Anacé está de nuevo en esa cocina. De pie, pensativa, parece calcular una raíz cuadrada, una fórmula que la ayude a meter en el fregadero la bandeja en la que se sirvieron las tazas de café. Es una pila metálica angosta, adecuada para una estancia pequeña como la de ese apartamento. Entonces ¿por qué su abuela compró una charola gigante? ¿Cómo pretende su familia que ella friegue eso? Peor, ¿cuándo se ganó el puesto de lavaplatos?
Suspira frustrada. No sabe qué hacer, cómo lavar esa cosa sin tener que limpiar doble, sin hacer en el piso una laguna que luego la obligue a pasar coleto. Es posible odiar aún más ese día, ese en el que vio metido en un ataúd al hombre que amoroso, la tomaba de la mano y la llevaba todas las mañanas al colegio. El que de regreso le compraba dulces, los que más le gustaban.

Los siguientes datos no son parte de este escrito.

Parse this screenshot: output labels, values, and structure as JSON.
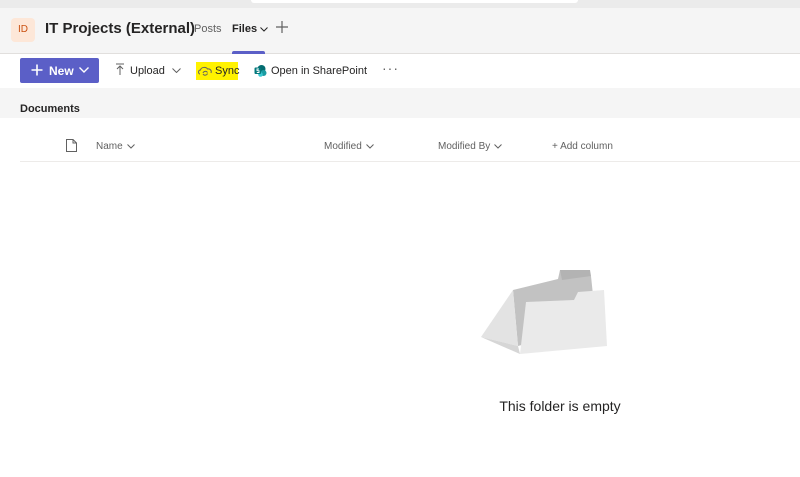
{
  "header": {
    "avatar_initials": "ID",
    "team_name": "IT Projects (External)",
    "tabs": [
      {
        "label": "Posts",
        "active": false
      },
      {
        "label": "Files",
        "active": true
      }
    ],
    "add_tab_icon": "plus-icon"
  },
  "toolbar": {
    "new_label": "New",
    "upload_label": "Upload",
    "sync_label": "Sync",
    "open_sharepoint_label": "Open in SharePoint",
    "more_label": "···"
  },
  "library": {
    "title": "Documents",
    "columns": {
      "name": "Name",
      "modified": "Modified",
      "modified_by": "Modified By",
      "add_column": "+ Add column"
    }
  },
  "empty_state": {
    "message": "This folder is empty",
    "illustration": "empty-folder-icon"
  },
  "colors": {
    "accent": "#5b5fc7",
    "sync_highlight": "#fff200",
    "avatar_bg": "#fde7d8",
    "avatar_fg": "#ca5010"
  }
}
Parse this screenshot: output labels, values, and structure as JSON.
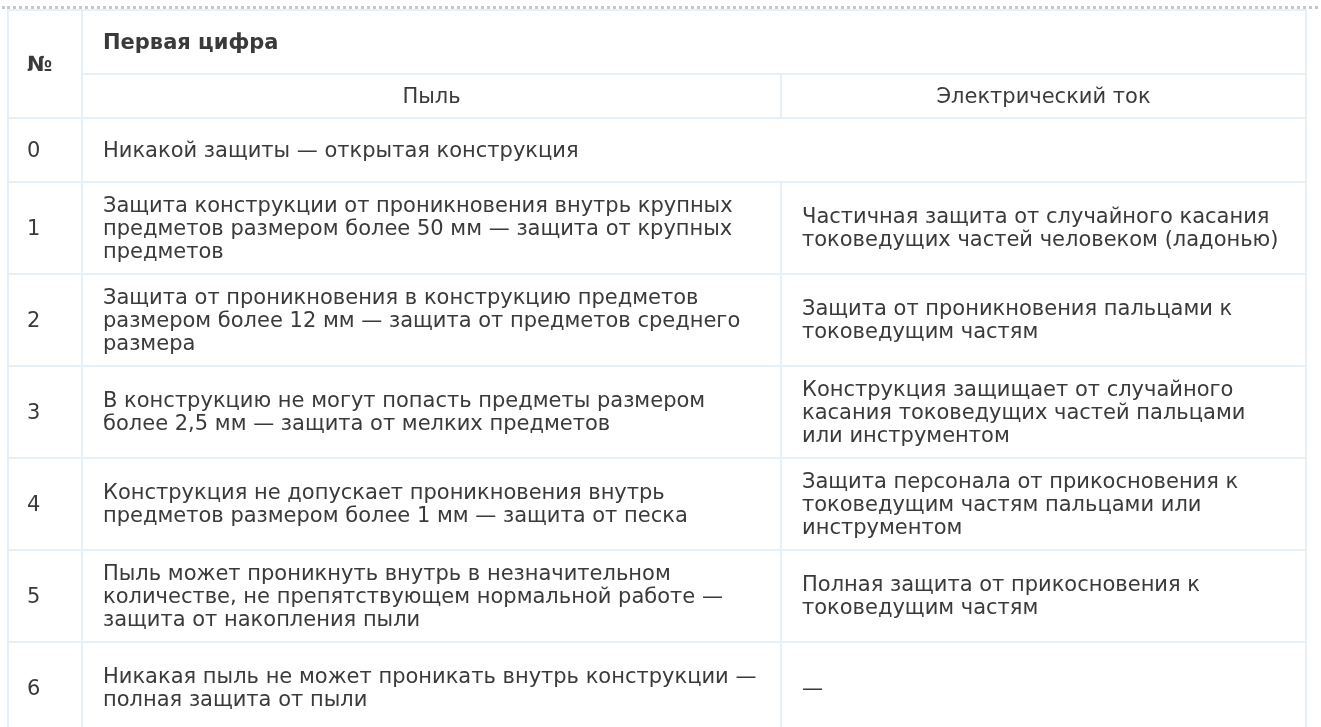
{
  "table": {
    "number_header": "№",
    "group_header": "Первая цифра",
    "columns": [
      "Пыль",
      "Электрический ток"
    ],
    "rows": [
      {
        "kind": "merged",
        "number": "0",
        "dust": "Никакой защиты — открытая конструкция"
      },
      {
        "kind": "split",
        "number": "1",
        "dust": "Защита конструкции от проникновения внутрь крупных предметов размером более 50 мм — защита от крупных предметов",
        "current": "Частичная защита от случайного касания токоведущих частей человеком (ладонью)"
      },
      {
        "kind": "split",
        "number": "2",
        "dust": "Защита от проникновения в конструкцию предметов размером более 12 мм — защита от предметов среднего размера",
        "current": "Защита от проникновения пальцами к токоведущим частям"
      },
      {
        "kind": "split",
        "number": "3",
        "dust": "В конструкцию не могут попасть предметы размером более 2,5 мм — защита от мелких предметов",
        "current": "Конструкция защищает от случайного касания токоведущих частей пальцами или инструментом"
      },
      {
        "kind": "split",
        "number": "4",
        "dust": "Конструкция не допускает проникновения внутрь предметов размером более 1 мм — защита от песка",
        "current": "Защита персонала от прикосновения к токоведущим частям пальцами или инструментом"
      },
      {
        "kind": "split",
        "number": "5",
        "dust": "Пыль может проникнуть внутрь в незначительном количестве, не препятствующем нормальной работе — защита от накопления пыли",
        "current": "Полная защита от прикосновения к токоведущим частям"
      },
      {
        "kind": "split",
        "number": "6",
        "dust": "Никакая пыль не может проникать внутрь конструкции — полная защита от пыли",
        "current": "—"
      }
    ]
  }
}
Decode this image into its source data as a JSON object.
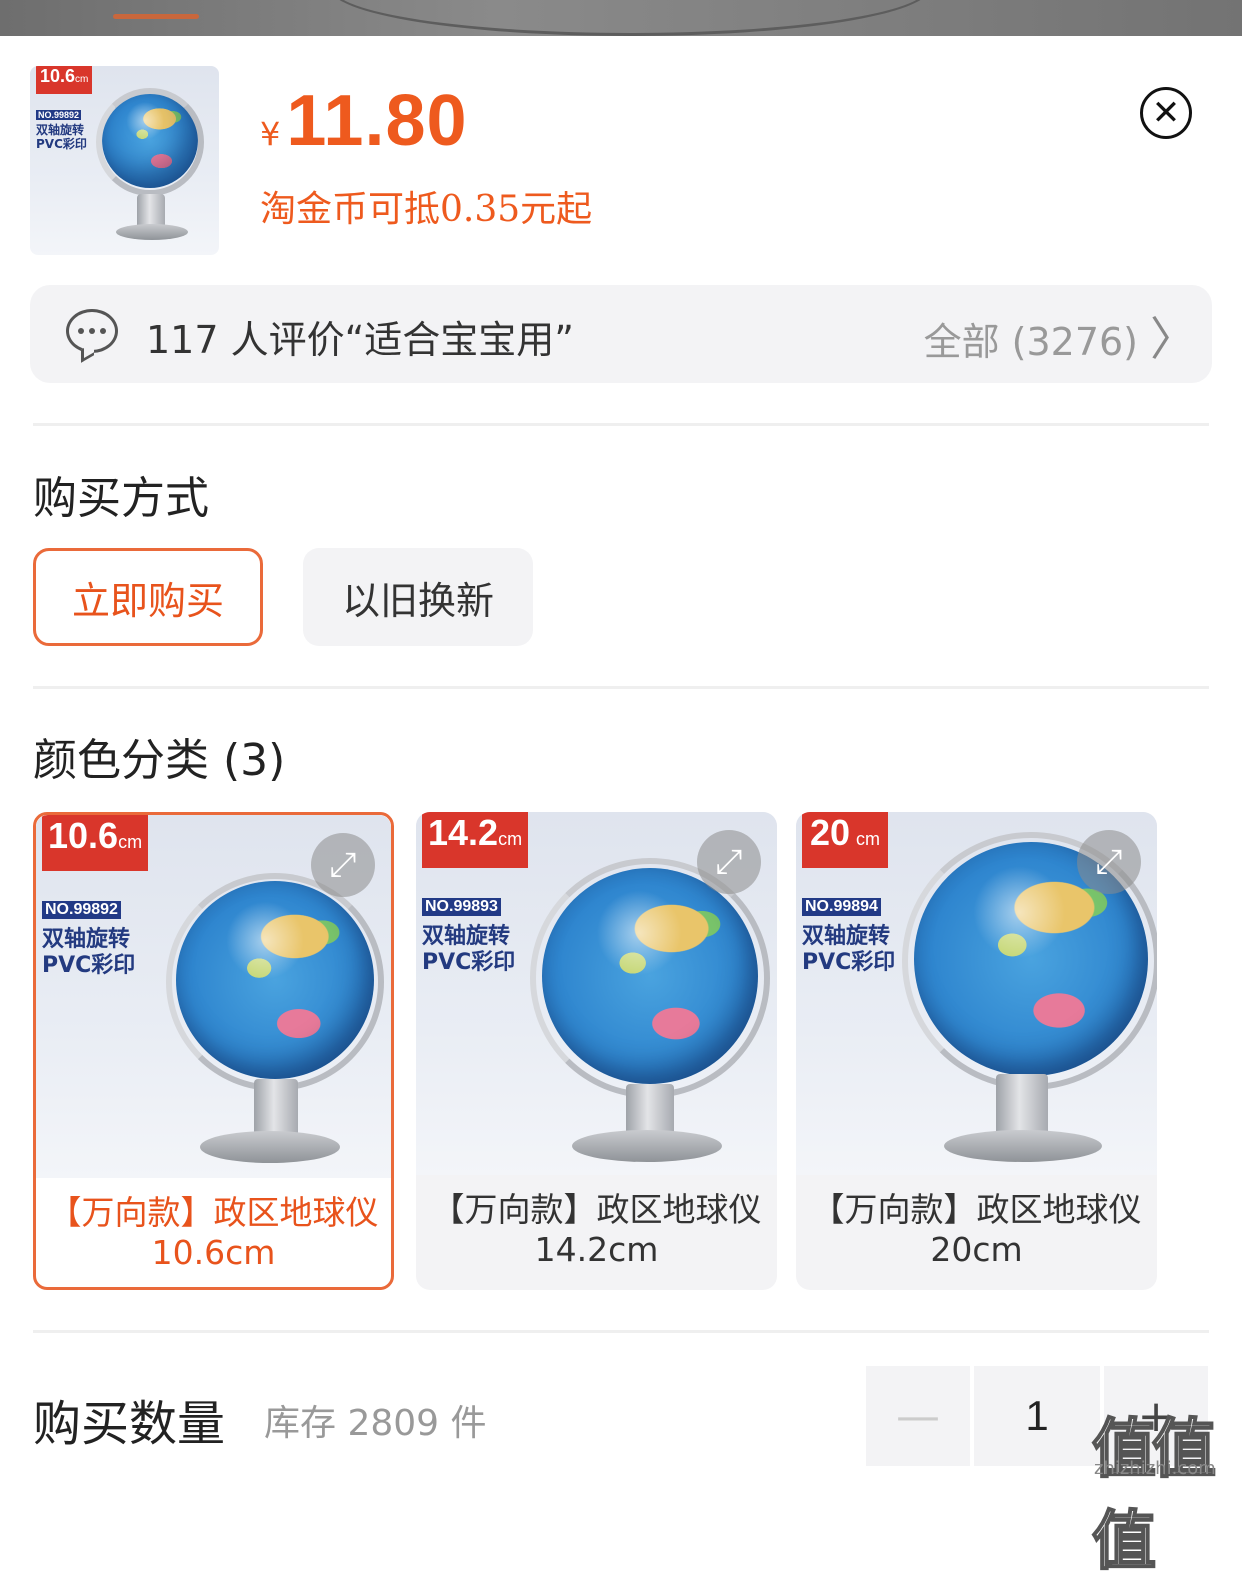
{
  "product": {
    "thumb": {
      "size": "10.6",
      "unit": "cm",
      "model": "NO.99892",
      "feature1": "双轴旋转",
      "feature2": "PVC彩印"
    },
    "currency": "¥",
    "price": "11.80",
    "coin_note": "淘金币可抵0.35元起"
  },
  "reviews": {
    "summary": "117 人评价“适合宝宝用”",
    "all_label": "全部 (3276)"
  },
  "purchase_method": {
    "title": "购买方式",
    "options": [
      "立即购买",
      "以旧换新"
    ],
    "selected": "立即购买"
  },
  "color_category": {
    "title": "颜色分类 (3)",
    "items": [
      {
        "badge_size": "10.6",
        "badge_unit": "cm",
        "model": "NO.99892",
        "feature1": "双轴旋转",
        "feature2": "PVC彩印",
        "name": "【万向款】政区地球仪",
        "size": "10.6cm",
        "selected": true
      },
      {
        "badge_size": "14.2",
        "badge_unit": "cm",
        "model": "NO.99893",
        "feature1": "双轴旋转",
        "feature2": "PVC彩印",
        "name": "【万向款】政区地球仪",
        "size": "14.2cm",
        "selected": false
      },
      {
        "badge_size": "20",
        "badge_unit": "cm",
        "model": "NO.99894",
        "feature1": "双轴旋转",
        "feature2": "PVC彩印",
        "name": "【万向款】政区地球仪",
        "size": "20cm",
        "selected": false
      }
    ]
  },
  "quantity": {
    "title": "购买数量",
    "stock": "库存 2809 件",
    "value": "1",
    "minus": "—",
    "plus": "+"
  },
  "icons": {
    "close": "close-circle-icon",
    "chat": "chat-bubble-icon",
    "chevron": "chevron-right-icon",
    "expand": "expand-icon"
  },
  "colors": {
    "accent": "#ee5a1e",
    "border_selected": "#ea6a3a",
    "chip_bg": "#f3f3f5",
    "badge_red": "#d9362b"
  },
  "watermark": {
    "main": "值值值",
    "sub": "zhizhizhi.com"
  }
}
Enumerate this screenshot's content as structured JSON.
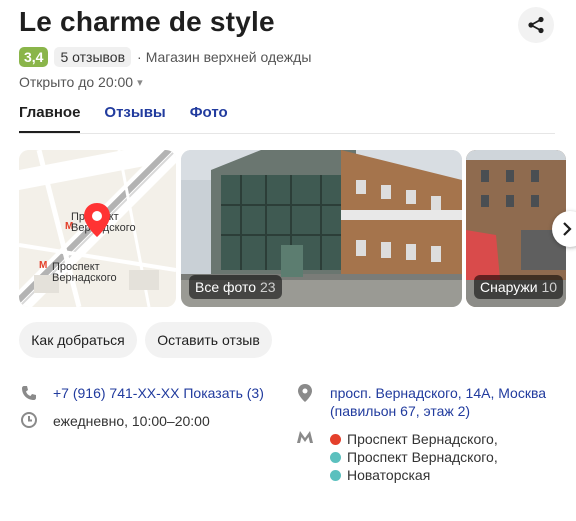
{
  "header": {
    "title": "Le charme de style",
    "rating": "3,4",
    "reviews": "5 отзывов",
    "separator": "·",
    "category": "Магазин верхней одежды",
    "hours": "Открыто до 20:00",
    "hours_caret": "▾"
  },
  "tabs": [
    {
      "label": "Главное",
      "active": true
    },
    {
      "label": "Отзывы",
      "active": false
    },
    {
      "label": "Фото",
      "active": false
    }
  ],
  "gallery": {
    "map_labels": [
      "Проспект Вернадского",
      "Проспект Вернадского"
    ],
    "all_photos_label": "Все фото",
    "all_photos_count": "23",
    "outside_label": "Снаружи",
    "outside_count": "10"
  },
  "actions": {
    "route": "Как добраться",
    "review": "Оставить отзыв"
  },
  "contacts": {
    "phone": "+7 (916) 741-XX-XX",
    "show_phone": "Показать (3)",
    "schedule": "ежедневно, 10:00–20:00",
    "address_line1": "просп. Вернадского, 14А, Москва",
    "address_line2": "(павильон 67, этаж 2)",
    "metro": [
      {
        "name": "Проспект Вернадского,",
        "color": "#e4402b"
      },
      {
        "name": "Проспект Вернадского,",
        "color": "#5bc0be"
      },
      {
        "name": "Новаторская",
        "color": "#5bc0be"
      }
    ]
  },
  "colors": {
    "accent": "#213b9e",
    "rating_bg": "#8ab54a",
    "pin": "#f33"
  }
}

Sabe que lo mejor es concentrarse en la bandeja, que nada gana pensando que uno de sus seres más queridos se marchitó solo, rechazado; que las últimas personas que vio fueron los empleados del oncológico; rostros con salario.
Respira con rabia, como si resollando pudiera vaciar la tristeza y hacerle espacio a algún consuelo. Alza el rostro con abatimiento y la ve, ve la ventana. Esa abertura mal colocada, vestida con armazón y cristal. Se le viene a la mente un viejo eco que contrasta con la imagen de Ana Cecilia vestida de negro en el velorio, recibiendo pésames con su máscara de hija.
Anacé ya tiene 20 años, y todavía no sabe cómo cambiarse el nombre. El homenaje que se rindió a sí mima la mujer que la dejó sin abuelo, que puso en riesgo la vida de su propia madre; esa a la que también llegó a escribirle: «Mi mamá me mima», «Mamá me ama», «Amo a mi mamá».